Exploring the Borders — Jasper Johns' Paintings with Objects
游巧雯
YU, Chiao-wen
線上出版
2002-12-01
皮層習作Ⅰ、Ⅱ、Ⅲ、Ⅳ(Study For SkinⅠ、Ⅱ、Ⅲ、Ⅳ),強斯,1962年,一共四幅,炭筆畫、紙,55.9 × 86.4公分,藝術家自藏。(圖片來源 : Crichton, Michael, Jasper Johns, New York: Harry N. Abrams, 1994, Plates: 86-89.)
In the middle period of 20th century in America, the Formalistic art criticism, which led by Clement Greenberg, stressed the self-criticism progression of Modernist art. He deemed that each art had to detennine the effects peculiar and exclusive to itself through the operations peculiar to itself in order to make its possession of this area all the more secure. But by doing this, each art would surely narrow its area of competence relatively. Greenberg's inference regarding Modernist painting concluded that flatness, two-dimensionality, was the only way that Modernist painting finally oriented itself to it. Such essentialistic standard of painting resulted in the crisis of painting during the 50th and 60th in New York. That is to say, painting was confronted with the predicament which is difficult to continue while it was restricted by Greenberg’s essential criterion of flatness.

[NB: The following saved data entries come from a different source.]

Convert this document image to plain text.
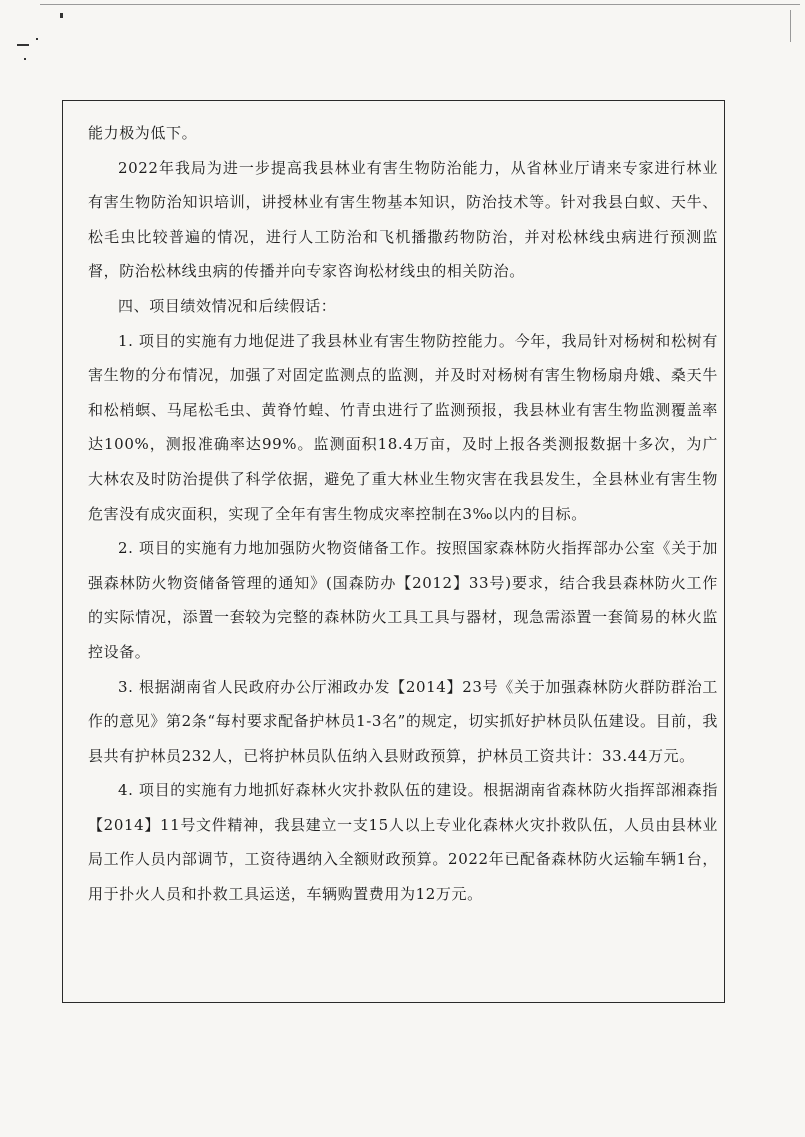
能力极为低下。

2022年我局为进一步提高我县林业有害生物防治能力，从省林业厅请来专家进行林业有害生物防治知识培训，讲授林业有害生物基本知识，防治技术等。针对我县白蚁、天牛、松毛虫比较普遍的情况，进行人工防治和飞机播撒药物防治，并对松林线虫病进行预测监督，防治松林线虫病的传播并向专家咨询松材线虫的相关防治。

四、项目绩效情况和后续假话：

1. 项目的实施有力地促进了我县林业有害生物防控能力。今年，我局针对杨树和松树有害生物的分布情况，加强了对固定监测点的监测，并及时对杨树有害生物杨扇舟娥、桑天牛和松梢螟、马尾松毛虫、黄脊竹蝗、竹青虫进行了监测预报，我县林业有害生物监测覆盖率达100%，测报准确率达99%。监测面积18.4万亩，及时上报各类测报数据十多次，为广大林农及时防治提供了科学依据，避免了重大林业生物灾害在我县发生，全县林业有害生物危害没有成灾面积，实现了全年有害生物成灾率控制在3‰以内的目标。

2. 项目的实施有力地加强防火物资储备工作。按照国家森林防火指挥部办公室《关于加强森林防火物资储备管理的通知》(国森防办【2012】33号)要求，结合我县森林防火工作的实际情况，添置一套较为完整的森林防火工具工具与器材，现急需添置一套简易的林火监控设备。

3. 根据湖南省人民政府办公厅湘政办发【2014】23号《关于加强森林防火群防群治工作的意见》第2条“每村要求配备护林员1-3名”的规定，切实抓好护林员队伍建设。目前，我县共有护林员232人，已将护林员队伍纳入县财政预算，护林员工资共计：33.44万元。

4. 项目的实施有力地抓好森林火灾扑救队伍的建设。根据湖南省森林防火指挥部湘森指【2014】11号文件精神，我县建立一支15人以上专业化森林火灾扑救队伍，人员由县林业局工作人员内部调节，工资待遇纳入全额财政预算。2022年已配备森林防火运输车辆1台，用于扑火人员和扑救工具运送，车辆购置费用为12万元。
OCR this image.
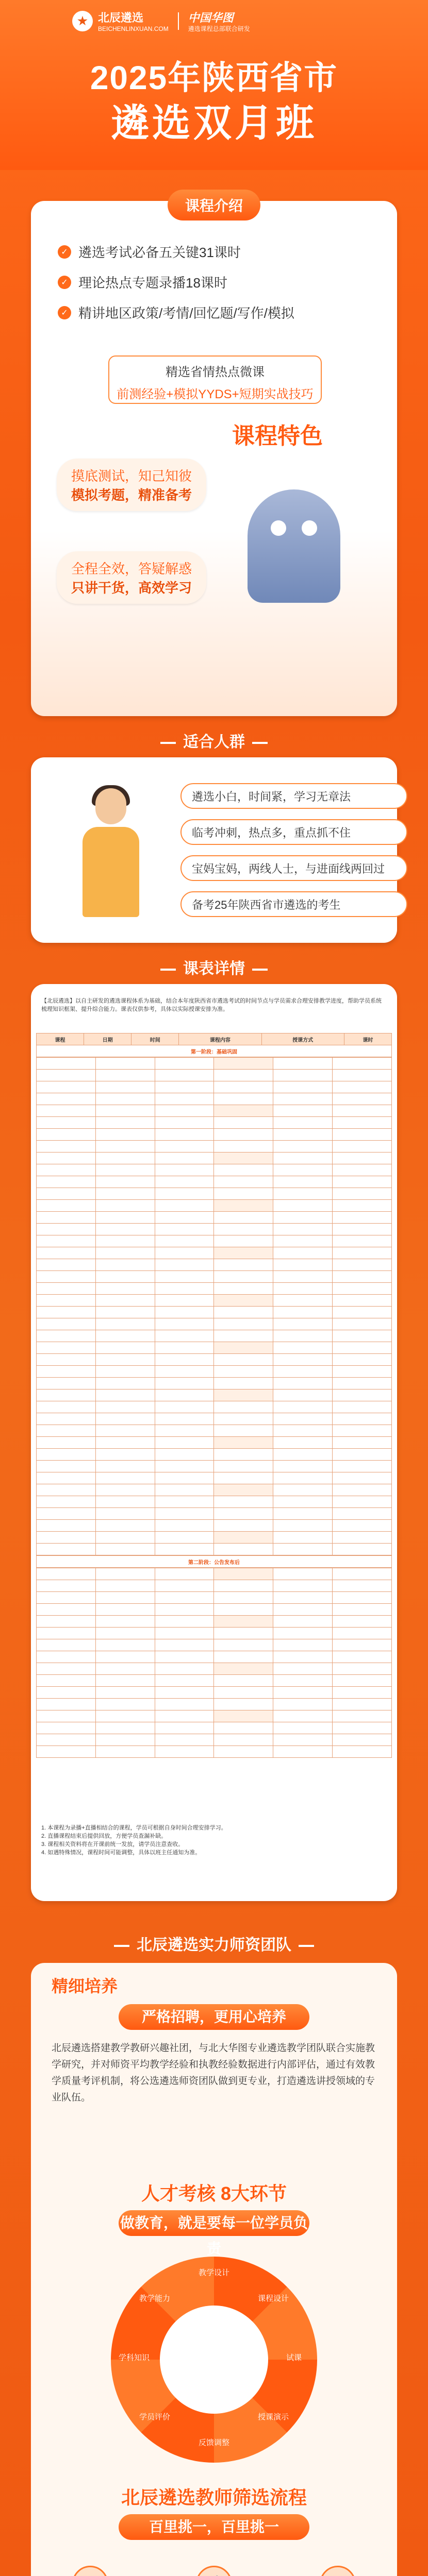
★ 北辰遴选
BEICHENLINXUAN.COM
中国华图
遴选课程总部联合研发
2025年陕西省市
遴选双月班
课程介绍
✓ 遴选考试必备五关键31课时
✓ 理论热点专题录播18课时
✓ 精讲地区政策/考情/回忆题/写作/模拟
精选省情热点微课
前测经验+模拟YYDS+短期实战技巧
课程特色
摸底测试，知己知彼
模拟考题，精准备考
全程全效，答疑解惑
只讲干货，高效学习
适合人群
遴选小白，时间紧，学习无章法
临考冲刺，热点多，重点抓不住
宝妈宝妈，两线人士，与进面线两回过
备考25年陕西省市遴选的考生
课表详情
【北辰遴选】以自主研发的遴选课程体系为基础，结合本年度陕西省市遴选考试的时间节点与学员需求合理安排教学进度，帮助学员系统梳理知识框架、提升综合能力。课表仅供参考，具体以实际授课安排为准。
课程	日期	时间	课程内容	授课方式	课时
第一阶段：基础巩固

第二阶段：公告发布后

1. 本课程为录播+直播相结合的课程，学员可根据自身时间合理安排学习。
2. 直播课程结束后提供回放，方便学员查漏补缺。
3. 课程相关资料将在开课前统一发放，请学员注意查收。
4. 如遇特殊情况，课程时间可能调整，具体以班主任通知为准。
北辰遴选实力师资团队
精细培养
严格招聘，更用心培养
北辰遴选搭建教学教研兴趣社团，与北大华图专业遴选教学团队联合实施教学研究，并对师资平均教学经验和执教经验数据进行内部评估，通过有效教学质量考评机制，将公选遴选师资团队做到更专业，打造遴选讲授领域的专业队伍。
人才考核 8大环节
做教育，就是要每一位学员负责
教学设计
课程设计
试课
授课演示
反馈调整
学员评价
学科知识
教学能力
北辰遴选教师筛选流程
百里挑一，百里挑一
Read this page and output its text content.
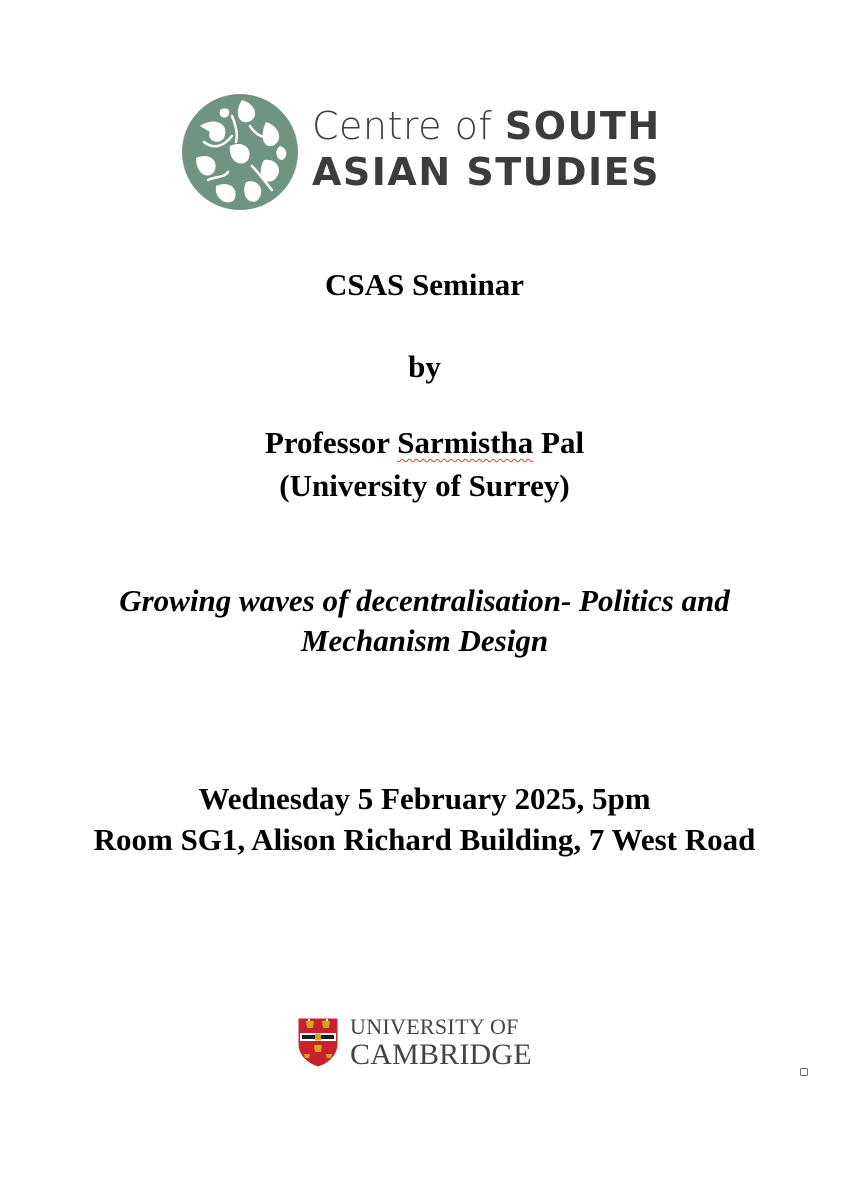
Centre of SOUTH
ASIAN STUDIES
CSAS Seminar
by
Professor Sarmistha Pal
(University of Surrey)
Growing waves of decentralisation- Politics and
Mechanism Design
Wednesday 5 February 2025, 5pm
Room SG1, Alison Richard Building, 7 West Road
UNIVERSITY OF
CAMBRIDGE
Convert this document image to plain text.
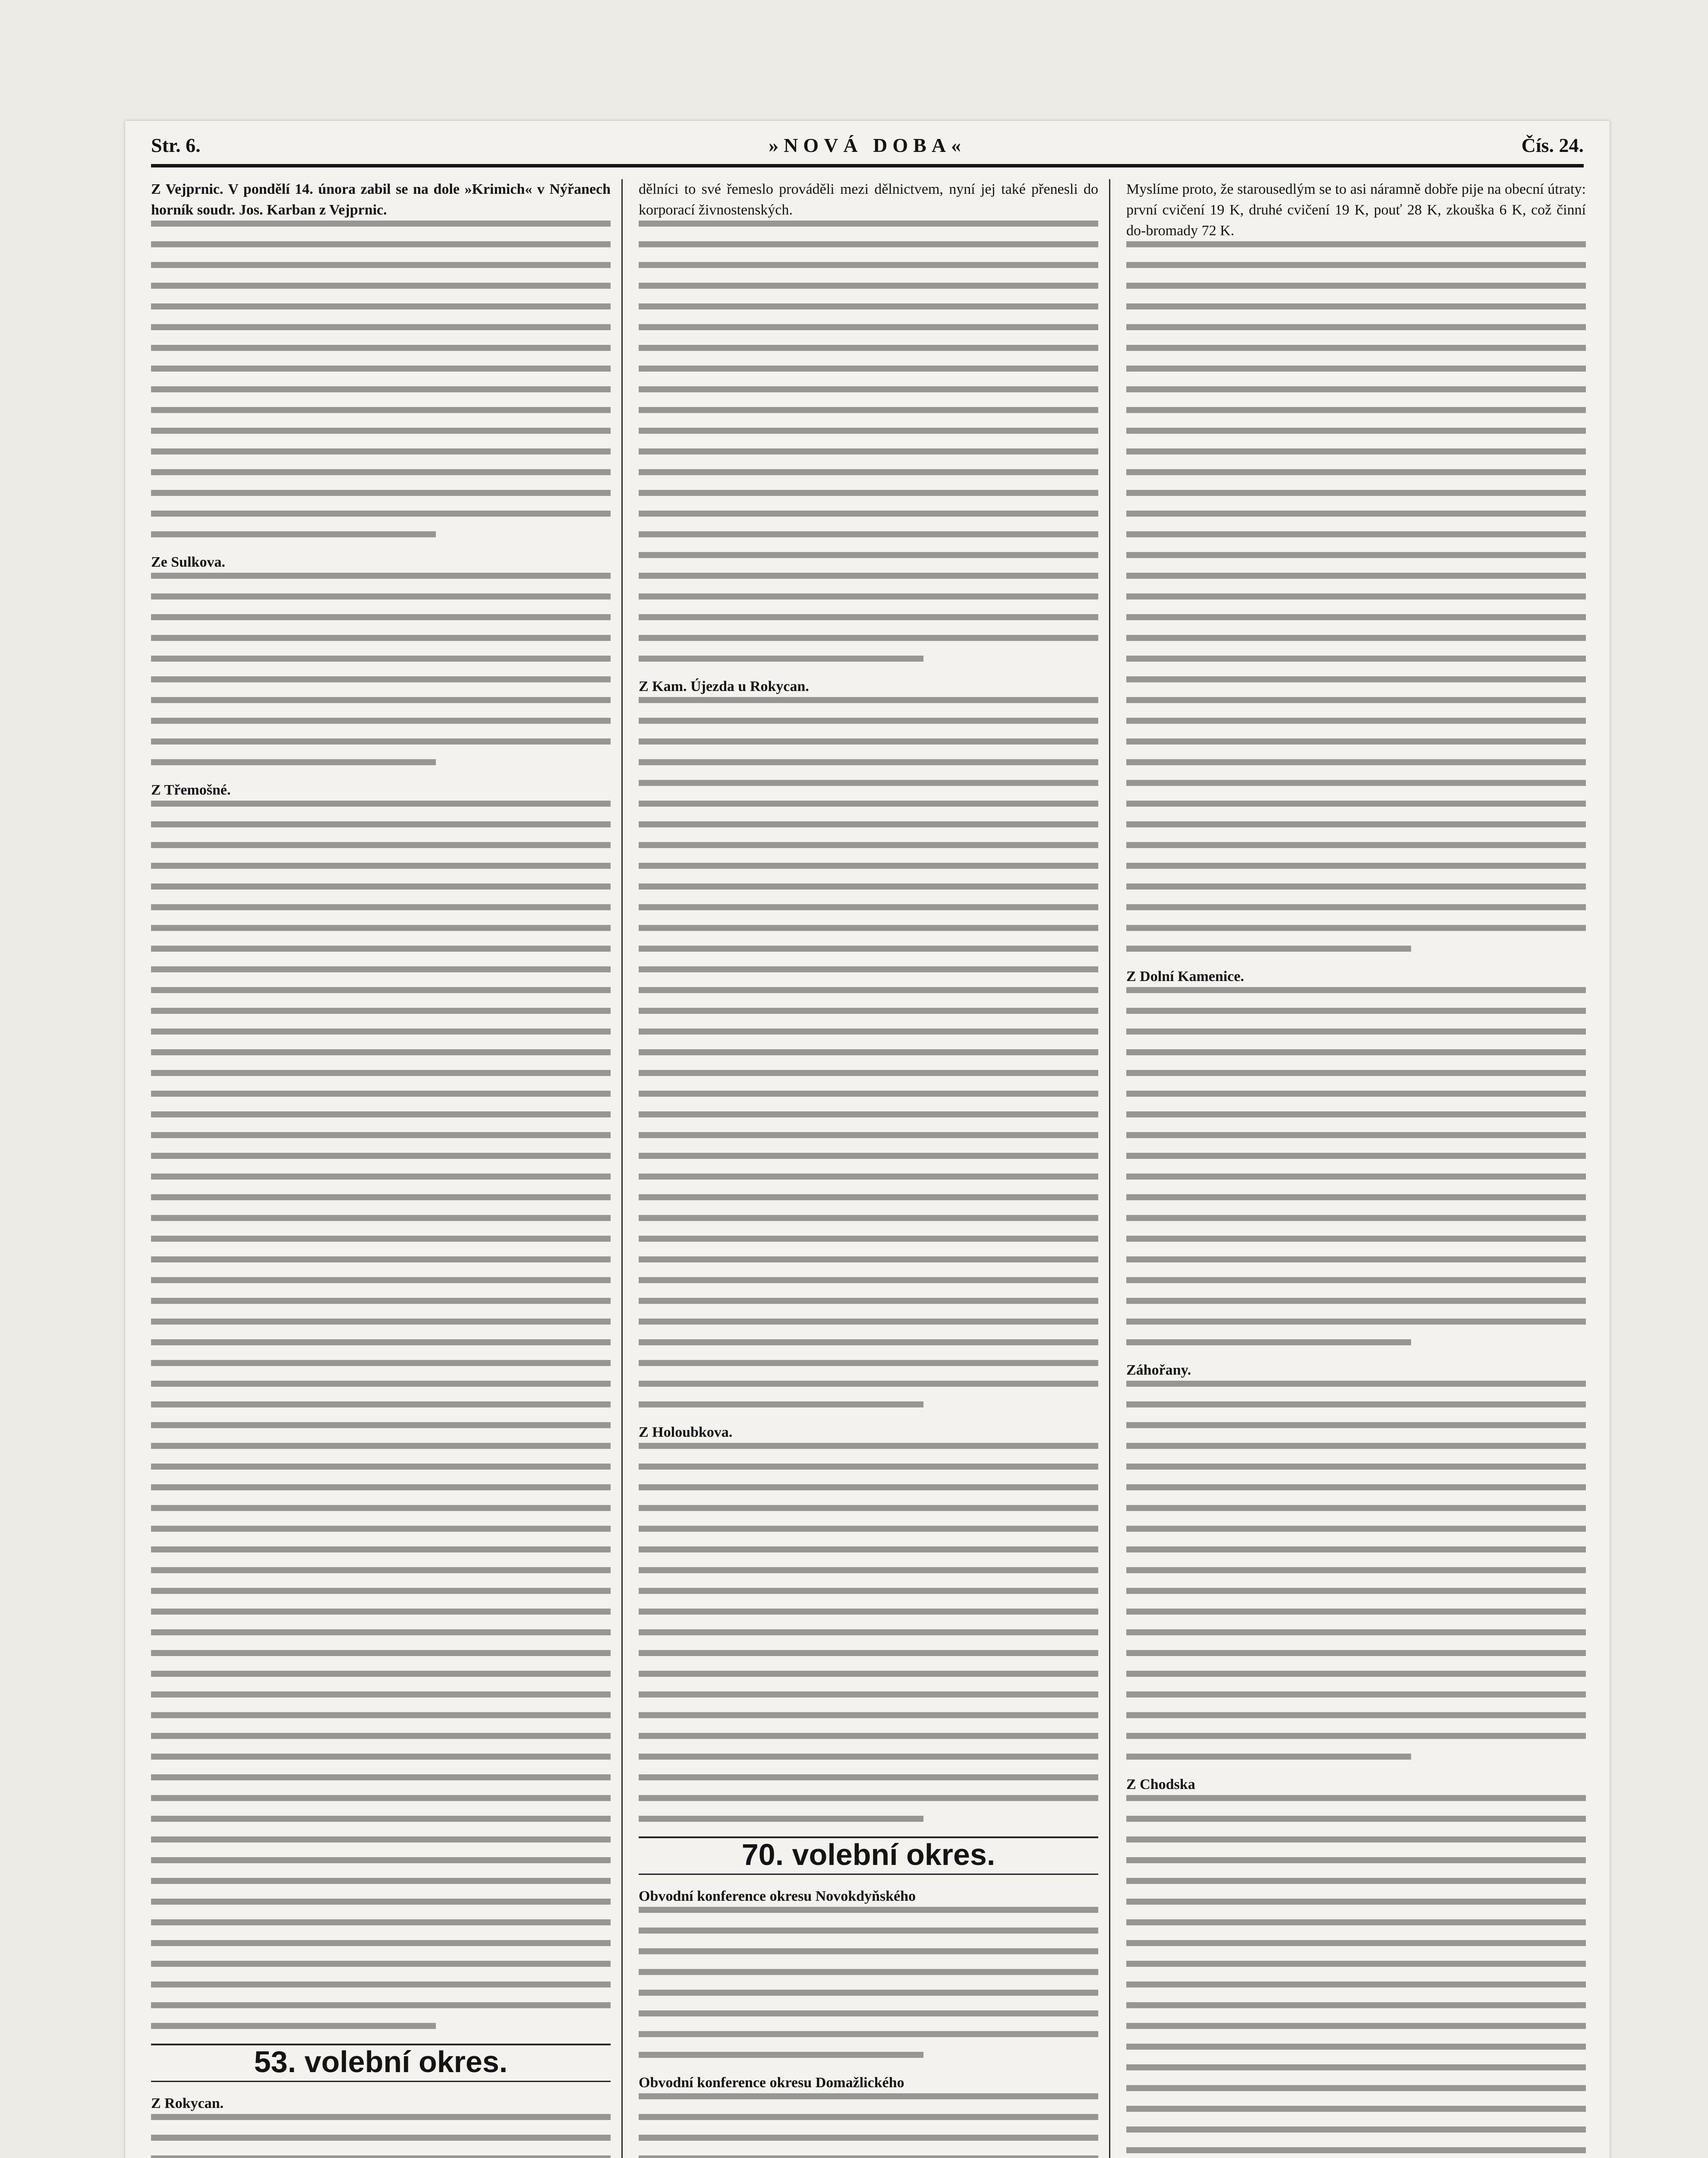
Str. 6.	»NOVÁ DOBA«	Čís. 24.
Z Vejprnic. V pondělí 14. února zabil se na dole »Krimich« v Nýřanech horník soudr. Jos. Karban z Vejprnic.
Ze Sulkova.
Z Třemošné.
53. volební okres.
Z Rokycan.
dělníci to své řemeslo prováděli mezi dělnictvem, nyní jej také přenesli do korporací živnostenských.
Z Kam. Újezda u Rokycan.
Z Holoubkova.
70. volební okres.
Obvodní konference okresu Novokdyňského
Obvodní konference okresu Domažlického
Myslíme proto, že starousedlým se to asi náramně dobře pije na obecní útraty: první cvičení 19 K, druhé cvičení 19 K, pouť 28 K, zkouška 6 K, což činní do-bromady 72 K.
Z Dolní Kamenice.
Záhořany.
Z Chodska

At the critical moment, Jasper Johns received the frame of reference offered by Marcel Duchamp's ready-made in the history of painting and transformed it, moreover, he took a new field of view which regarded the painting as an object and consistently practiced the multiple experiments of his creations. In view of above, the main part of this article is to investigate that how Johns manipulated the skinny form as the interface of his various works and incarnated the differentiable interactive relations between surface and space of his works. Furthermore, this article attempts to draw on the topological extensity, which is differs greatly from the concept of space of Euclidean Geometry, to propose a new hermeneutic angle for the multiple space of Johns' creations, and then reveal Johns' explorations of the borders which appear indistinctly in his works under the concept of space of topology and as the practical reaction to the crisis of painting caused by Greenberg's formalism. In the end of the context, the viewpoint of Ludwig Wittgenstein's Philosophy of Language is applied to deeply explain the reconsideration of painting as a category under the execution of Johns' creations.